Quickly it arrives. It’s certainly not misnamed. The middle is standard Pizza Hut: a soft doughy base as sodden and limp as a baby’s nappy after it’s been worn for 10 hours. There is a scab of waxy cheese and flaps of pink salami the colour, worryingly, of a three-year-old girl’s party dress. What matters is the crust. Each of the 10 slices has a loop of crisped dough and in the circular fold made by that loop there is a tiny puck of burger, four or so centimetres across and smeared with more cheese. It looks like a fairground carousel realised in food.

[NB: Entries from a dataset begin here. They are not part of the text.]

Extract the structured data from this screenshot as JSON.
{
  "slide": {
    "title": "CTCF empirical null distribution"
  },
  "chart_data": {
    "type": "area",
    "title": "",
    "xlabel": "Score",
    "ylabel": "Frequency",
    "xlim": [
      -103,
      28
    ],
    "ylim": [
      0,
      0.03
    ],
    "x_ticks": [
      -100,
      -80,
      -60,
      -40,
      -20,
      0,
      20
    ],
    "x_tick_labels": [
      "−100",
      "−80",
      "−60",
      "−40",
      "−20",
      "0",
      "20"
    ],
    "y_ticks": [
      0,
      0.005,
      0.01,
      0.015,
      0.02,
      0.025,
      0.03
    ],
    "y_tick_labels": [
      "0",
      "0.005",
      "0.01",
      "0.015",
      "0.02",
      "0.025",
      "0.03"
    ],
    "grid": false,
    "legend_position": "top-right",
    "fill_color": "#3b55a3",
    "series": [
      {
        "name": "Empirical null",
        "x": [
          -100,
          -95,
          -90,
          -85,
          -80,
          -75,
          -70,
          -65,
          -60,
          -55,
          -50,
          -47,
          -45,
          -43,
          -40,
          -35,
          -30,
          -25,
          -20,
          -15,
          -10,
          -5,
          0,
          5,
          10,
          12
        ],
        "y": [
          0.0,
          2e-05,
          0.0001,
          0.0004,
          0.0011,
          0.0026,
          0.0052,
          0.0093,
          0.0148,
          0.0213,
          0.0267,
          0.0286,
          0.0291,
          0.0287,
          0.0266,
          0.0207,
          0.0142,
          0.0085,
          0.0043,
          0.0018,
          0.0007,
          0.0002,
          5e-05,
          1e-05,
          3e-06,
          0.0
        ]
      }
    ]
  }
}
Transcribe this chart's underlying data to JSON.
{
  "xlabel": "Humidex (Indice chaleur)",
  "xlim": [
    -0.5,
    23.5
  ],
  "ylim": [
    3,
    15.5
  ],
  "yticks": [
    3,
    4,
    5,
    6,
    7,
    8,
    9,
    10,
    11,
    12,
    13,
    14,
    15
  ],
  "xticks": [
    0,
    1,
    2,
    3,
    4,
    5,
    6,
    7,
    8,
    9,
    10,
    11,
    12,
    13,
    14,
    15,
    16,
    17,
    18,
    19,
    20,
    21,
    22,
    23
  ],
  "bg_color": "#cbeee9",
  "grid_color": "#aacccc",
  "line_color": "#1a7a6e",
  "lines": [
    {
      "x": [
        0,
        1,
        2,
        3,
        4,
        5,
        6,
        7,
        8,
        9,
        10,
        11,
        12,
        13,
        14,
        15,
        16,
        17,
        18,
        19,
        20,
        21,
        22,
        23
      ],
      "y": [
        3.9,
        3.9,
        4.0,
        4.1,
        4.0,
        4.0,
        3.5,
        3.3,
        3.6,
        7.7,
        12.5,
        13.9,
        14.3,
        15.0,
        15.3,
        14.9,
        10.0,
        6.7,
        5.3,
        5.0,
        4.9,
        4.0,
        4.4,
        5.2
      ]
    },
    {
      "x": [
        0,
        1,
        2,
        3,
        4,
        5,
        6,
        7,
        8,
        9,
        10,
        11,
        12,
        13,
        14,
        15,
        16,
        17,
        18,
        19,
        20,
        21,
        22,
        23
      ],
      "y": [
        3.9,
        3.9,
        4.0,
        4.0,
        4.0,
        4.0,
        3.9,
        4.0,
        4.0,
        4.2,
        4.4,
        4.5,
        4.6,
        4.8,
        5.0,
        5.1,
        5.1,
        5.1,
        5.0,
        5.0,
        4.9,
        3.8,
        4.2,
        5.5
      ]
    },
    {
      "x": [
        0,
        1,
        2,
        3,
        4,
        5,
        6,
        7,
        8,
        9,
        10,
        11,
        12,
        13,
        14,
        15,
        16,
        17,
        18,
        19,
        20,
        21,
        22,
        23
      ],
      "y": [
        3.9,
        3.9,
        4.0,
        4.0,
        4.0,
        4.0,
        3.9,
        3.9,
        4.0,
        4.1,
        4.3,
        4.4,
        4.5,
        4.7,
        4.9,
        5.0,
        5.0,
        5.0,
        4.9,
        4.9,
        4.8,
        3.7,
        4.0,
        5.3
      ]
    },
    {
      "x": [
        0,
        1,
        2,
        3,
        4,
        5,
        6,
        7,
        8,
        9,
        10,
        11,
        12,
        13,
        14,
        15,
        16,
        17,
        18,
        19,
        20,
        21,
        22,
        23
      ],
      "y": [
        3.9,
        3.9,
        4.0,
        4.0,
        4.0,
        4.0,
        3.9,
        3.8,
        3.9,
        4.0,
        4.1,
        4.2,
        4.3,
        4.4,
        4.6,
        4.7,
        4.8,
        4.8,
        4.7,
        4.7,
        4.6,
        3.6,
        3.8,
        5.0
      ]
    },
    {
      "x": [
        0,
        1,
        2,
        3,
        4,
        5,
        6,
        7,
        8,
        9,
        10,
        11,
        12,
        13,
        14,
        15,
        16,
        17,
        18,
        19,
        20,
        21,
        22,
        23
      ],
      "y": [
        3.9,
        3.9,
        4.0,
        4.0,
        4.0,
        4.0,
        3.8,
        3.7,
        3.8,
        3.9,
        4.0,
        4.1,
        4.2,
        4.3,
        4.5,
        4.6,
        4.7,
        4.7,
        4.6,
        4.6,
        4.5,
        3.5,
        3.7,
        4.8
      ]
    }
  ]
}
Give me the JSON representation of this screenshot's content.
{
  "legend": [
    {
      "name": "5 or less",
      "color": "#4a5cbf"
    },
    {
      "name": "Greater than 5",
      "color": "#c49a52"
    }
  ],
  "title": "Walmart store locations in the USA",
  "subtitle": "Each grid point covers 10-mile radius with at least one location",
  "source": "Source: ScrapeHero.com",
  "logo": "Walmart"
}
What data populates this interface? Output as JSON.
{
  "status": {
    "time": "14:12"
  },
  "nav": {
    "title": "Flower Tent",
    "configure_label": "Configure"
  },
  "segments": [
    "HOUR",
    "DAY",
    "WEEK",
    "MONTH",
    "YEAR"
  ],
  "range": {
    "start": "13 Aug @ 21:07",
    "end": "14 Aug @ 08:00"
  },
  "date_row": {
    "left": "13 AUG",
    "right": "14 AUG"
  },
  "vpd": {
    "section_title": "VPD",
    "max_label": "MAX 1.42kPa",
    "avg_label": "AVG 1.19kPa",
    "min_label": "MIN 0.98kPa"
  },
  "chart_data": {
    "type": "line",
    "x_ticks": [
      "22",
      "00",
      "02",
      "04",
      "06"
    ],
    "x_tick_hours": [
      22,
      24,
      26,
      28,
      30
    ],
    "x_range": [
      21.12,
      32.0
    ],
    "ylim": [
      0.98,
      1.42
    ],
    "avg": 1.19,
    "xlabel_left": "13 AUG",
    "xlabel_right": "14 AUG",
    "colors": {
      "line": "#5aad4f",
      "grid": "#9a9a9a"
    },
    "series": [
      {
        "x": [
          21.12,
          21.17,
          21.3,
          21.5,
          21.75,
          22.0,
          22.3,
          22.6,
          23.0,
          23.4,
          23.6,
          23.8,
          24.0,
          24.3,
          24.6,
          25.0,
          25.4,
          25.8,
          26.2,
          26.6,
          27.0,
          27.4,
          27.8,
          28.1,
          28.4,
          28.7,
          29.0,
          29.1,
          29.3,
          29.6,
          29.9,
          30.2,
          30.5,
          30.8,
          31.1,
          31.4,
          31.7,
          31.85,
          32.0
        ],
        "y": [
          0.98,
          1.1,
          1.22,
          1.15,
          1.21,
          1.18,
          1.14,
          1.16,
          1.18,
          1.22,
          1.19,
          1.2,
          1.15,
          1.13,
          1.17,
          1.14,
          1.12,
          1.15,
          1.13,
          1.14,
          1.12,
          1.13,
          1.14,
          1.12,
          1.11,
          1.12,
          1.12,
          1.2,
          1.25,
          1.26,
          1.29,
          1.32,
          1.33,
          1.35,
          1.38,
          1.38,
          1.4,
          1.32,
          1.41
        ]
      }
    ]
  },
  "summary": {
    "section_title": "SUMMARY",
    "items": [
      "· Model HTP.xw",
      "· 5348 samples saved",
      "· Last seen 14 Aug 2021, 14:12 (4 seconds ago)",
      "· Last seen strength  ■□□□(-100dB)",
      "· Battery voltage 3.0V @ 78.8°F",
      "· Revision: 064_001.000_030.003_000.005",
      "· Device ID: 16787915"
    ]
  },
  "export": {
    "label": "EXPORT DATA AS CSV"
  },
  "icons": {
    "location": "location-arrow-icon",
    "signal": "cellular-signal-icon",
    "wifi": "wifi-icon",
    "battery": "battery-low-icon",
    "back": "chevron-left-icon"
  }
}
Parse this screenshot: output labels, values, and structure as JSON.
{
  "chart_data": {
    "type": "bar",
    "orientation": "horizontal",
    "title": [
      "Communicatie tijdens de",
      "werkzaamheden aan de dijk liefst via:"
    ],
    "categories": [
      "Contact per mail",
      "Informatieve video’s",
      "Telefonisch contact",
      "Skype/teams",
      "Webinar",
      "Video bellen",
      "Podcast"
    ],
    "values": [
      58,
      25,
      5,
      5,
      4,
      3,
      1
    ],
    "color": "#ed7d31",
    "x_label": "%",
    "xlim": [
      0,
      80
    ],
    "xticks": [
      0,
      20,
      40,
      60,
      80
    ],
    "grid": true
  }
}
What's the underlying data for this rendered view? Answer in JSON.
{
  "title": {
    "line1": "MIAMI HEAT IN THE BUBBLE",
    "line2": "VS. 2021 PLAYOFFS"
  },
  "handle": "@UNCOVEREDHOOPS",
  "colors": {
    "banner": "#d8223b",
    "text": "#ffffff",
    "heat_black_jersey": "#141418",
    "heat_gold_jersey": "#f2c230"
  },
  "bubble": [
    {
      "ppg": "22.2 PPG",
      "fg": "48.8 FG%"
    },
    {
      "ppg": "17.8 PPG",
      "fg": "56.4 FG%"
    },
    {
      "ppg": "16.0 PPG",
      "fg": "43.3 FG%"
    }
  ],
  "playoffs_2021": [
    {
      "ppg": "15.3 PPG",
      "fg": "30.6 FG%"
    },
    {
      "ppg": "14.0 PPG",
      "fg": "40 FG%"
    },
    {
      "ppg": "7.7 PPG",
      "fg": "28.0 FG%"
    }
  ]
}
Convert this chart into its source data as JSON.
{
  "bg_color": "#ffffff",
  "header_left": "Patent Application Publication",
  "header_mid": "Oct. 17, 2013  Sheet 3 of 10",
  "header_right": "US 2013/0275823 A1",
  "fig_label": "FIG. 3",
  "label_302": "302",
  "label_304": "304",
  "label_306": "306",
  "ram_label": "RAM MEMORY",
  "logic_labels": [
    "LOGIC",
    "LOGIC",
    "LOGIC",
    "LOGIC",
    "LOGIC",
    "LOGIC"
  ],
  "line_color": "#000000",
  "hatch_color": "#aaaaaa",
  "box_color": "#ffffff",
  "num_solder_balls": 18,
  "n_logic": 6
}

In a way, a pizza like this is Pizza Hut being a troll. It exists not because anyone thought a mini-burger at the crusty end of a pizza slice was a yummy idea, but so that food reviewers will write about it. As Linda Moyo noted in Manchester Confidential last October, Pizza Hut is a great place to take kids for a reasonably cheap, reasonably filling, and only moderately unhealthy meal out. (And when I was a broke – and vegetarian – teenager, Pizza Hut was just about the only sit-down restaurant that sold cheap hot meals I could actually eat.) But it’s not that thrilling for two adults:
The all-you-can-eat buffet can be handy I guess, but overall there’s never a time when Pizza Hut is top of the list. A bottomless trip to the Ice Cream Factory doesn’t entice me not being seven and all, and on the whole I find their pizzas utterly average.
To be honest, Pizza Hut would have to do something wacky like squeezing mini burgers into the crust of their pizza and calling it ‘all the fun without the bun’ to get my attention.